I am convinced that J Powell (if not all of the Fed committee) wants to get a June rate cut ahead of the presidential election. Still, this data will leave him with a headache as Fed officials have flagged moderation in job gains as a possible precursor to interest-rate cuts. This data will undermine that stance, so next week’s inflation data is starting to look ever more critical. Unless we see some unexpected cooling, I don’t know how the Fed can justify cutting rates any time soon, especially if the oil price is heading higher.

Here’s what Bloomberg economists anticipate with next week’s data: “We expect the March CPI report to reveal a modest slowdown in the monthly pace of core inflation to 0.3% — a figure that still aligns with the Fed’s annual core PCE inflation target of 2.0%. Even if annual headline inflation hovers around 3.0% through year-end, the persistent disinflation in the core should provide the Fed with the leeway to cut rates this Summer.”

I haven’t written about the gold price for a long time, but as mentioned above, given that it has just broken above $2300 for the first time, I think it is more than entitled to receive some column inches. However, the problem is that it is tough to find any conclusive reason for the move other than the cliché, ‘more buyers than sellers’.

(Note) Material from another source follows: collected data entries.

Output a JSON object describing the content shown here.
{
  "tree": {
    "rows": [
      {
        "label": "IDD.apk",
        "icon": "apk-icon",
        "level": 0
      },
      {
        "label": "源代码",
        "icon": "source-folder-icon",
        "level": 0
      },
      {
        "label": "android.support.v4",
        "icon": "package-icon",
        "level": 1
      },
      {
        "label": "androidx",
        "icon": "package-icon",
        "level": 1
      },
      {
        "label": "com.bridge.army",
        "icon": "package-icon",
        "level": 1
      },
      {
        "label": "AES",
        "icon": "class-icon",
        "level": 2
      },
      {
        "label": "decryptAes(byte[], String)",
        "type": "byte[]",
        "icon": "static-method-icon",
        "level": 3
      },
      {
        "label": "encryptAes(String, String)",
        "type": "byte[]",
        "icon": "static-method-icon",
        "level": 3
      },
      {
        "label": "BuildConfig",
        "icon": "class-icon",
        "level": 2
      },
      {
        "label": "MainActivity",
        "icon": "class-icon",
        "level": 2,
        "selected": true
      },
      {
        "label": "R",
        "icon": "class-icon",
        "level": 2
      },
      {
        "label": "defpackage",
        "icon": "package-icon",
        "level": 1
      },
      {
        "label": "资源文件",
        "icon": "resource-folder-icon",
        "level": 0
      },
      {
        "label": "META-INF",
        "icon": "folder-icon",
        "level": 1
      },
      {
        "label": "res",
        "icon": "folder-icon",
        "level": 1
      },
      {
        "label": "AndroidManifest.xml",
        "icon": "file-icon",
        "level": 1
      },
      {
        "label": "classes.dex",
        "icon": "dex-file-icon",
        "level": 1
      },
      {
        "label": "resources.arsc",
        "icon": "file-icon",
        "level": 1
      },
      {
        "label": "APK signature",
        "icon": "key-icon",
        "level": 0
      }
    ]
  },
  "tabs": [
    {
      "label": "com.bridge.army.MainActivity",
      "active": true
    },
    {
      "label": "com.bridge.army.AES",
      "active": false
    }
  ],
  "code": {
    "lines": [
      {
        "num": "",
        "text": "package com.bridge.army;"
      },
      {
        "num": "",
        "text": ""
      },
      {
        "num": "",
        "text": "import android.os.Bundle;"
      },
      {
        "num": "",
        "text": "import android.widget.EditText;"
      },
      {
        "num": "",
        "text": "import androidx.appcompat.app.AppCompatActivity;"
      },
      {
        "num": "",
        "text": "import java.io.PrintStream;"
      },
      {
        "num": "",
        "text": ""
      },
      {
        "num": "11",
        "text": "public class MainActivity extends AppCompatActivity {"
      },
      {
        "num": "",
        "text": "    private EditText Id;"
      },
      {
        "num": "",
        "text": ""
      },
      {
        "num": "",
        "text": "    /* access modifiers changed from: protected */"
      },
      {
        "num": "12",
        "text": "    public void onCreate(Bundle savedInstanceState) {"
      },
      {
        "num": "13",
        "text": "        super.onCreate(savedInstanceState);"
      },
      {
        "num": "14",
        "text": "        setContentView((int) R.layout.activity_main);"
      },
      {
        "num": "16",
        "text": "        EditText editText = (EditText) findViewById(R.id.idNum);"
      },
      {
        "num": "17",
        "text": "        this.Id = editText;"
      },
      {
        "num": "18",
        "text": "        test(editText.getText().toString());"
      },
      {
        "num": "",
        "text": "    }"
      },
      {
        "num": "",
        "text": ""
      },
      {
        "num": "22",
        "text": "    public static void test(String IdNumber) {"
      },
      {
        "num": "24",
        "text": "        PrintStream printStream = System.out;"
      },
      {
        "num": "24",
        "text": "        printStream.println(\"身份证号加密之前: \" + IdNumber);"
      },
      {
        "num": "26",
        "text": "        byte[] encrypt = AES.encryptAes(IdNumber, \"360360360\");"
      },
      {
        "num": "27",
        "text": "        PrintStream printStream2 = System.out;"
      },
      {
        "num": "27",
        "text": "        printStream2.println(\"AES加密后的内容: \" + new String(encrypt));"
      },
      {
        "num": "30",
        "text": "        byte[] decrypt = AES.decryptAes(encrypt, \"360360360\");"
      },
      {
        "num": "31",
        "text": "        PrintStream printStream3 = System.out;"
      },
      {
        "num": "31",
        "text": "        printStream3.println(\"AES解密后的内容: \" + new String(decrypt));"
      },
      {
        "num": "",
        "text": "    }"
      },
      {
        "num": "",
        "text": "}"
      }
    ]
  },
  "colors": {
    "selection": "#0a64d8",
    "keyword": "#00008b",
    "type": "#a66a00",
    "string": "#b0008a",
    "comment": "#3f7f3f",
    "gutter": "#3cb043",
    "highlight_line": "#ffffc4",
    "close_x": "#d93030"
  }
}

The recent surge has yet to spark the usual buzz within the gold investment community or prompt significant discussion about the implications for the US dollar. Unlike previous peaks, this rise has been under the radar, possibly overshadowed by excitement in other asset classes like the S&P 500 and Bitcoin. Even seasoned market analysts need clarification on gold’s ascent, noting a lack of enthusiasm for gold ETFs and an unclear shift in speculative interest. Factors like central bank purchases and Chinese demand may influence gold prices alongside algorithmic trading strategies, or perhaps gold isn’t buying into the notion that inflation is coming down. Nevertheless, it has overtaken the S&P 500 for gains in 2024, and few asset classes can claim to be doing that.

Gold prices rising - a chart showing the LBMA Gold Price AM in the US (11.16%) against the S&P 500 in the US (9.11%) from 29/12/2023 to 05/04/2024. Data from FE fundinfo.

In truth, gold has always confused me; I was raised on the notion that it was a solid hedge against inflation, a hedge against geopolitical tension, or that it would do well if money were cheap (interest rates were low). These arguments would have worked occasionally, but they have been just as likely not to. The best explanation I have ever heard for why you should hold gold in your portfolio came from Martin Taylor, the ridiculously gifted hedge fund manager of the Nevsky Capital fund. He was asked why he always had 5% of his portfolio in gold; he responded: “I don’t know.”

I agree with him but didn’t find that particularly edifying… so I continued my search, hoping to uncover something the rest of the world had missed, and I think I might just have done that.

With a very high correlation, the R Squared score of 0.98 (above 0.75 indicates meaningful correlation), the ‘Gold Price’ appears to follow the volume of Google searches for ‘how to go to space’. I am not entirely sure what to do with this information. Still, given global warming and Elon Musk’s desire to head to Mars, I think it is a reasonably sure bet that the number of searches on this topic is likely to increase; ergo, gold is heading higher (caveat emptor)!

Market review 08 April 2024 - with a high correlation, the price of gold appears to follow the volume of Google searches for ‘how to go to space’.

In the absence of any other meaningful economic data or moves in the European or Asian markets, I will sign off on this week’s Market Matters.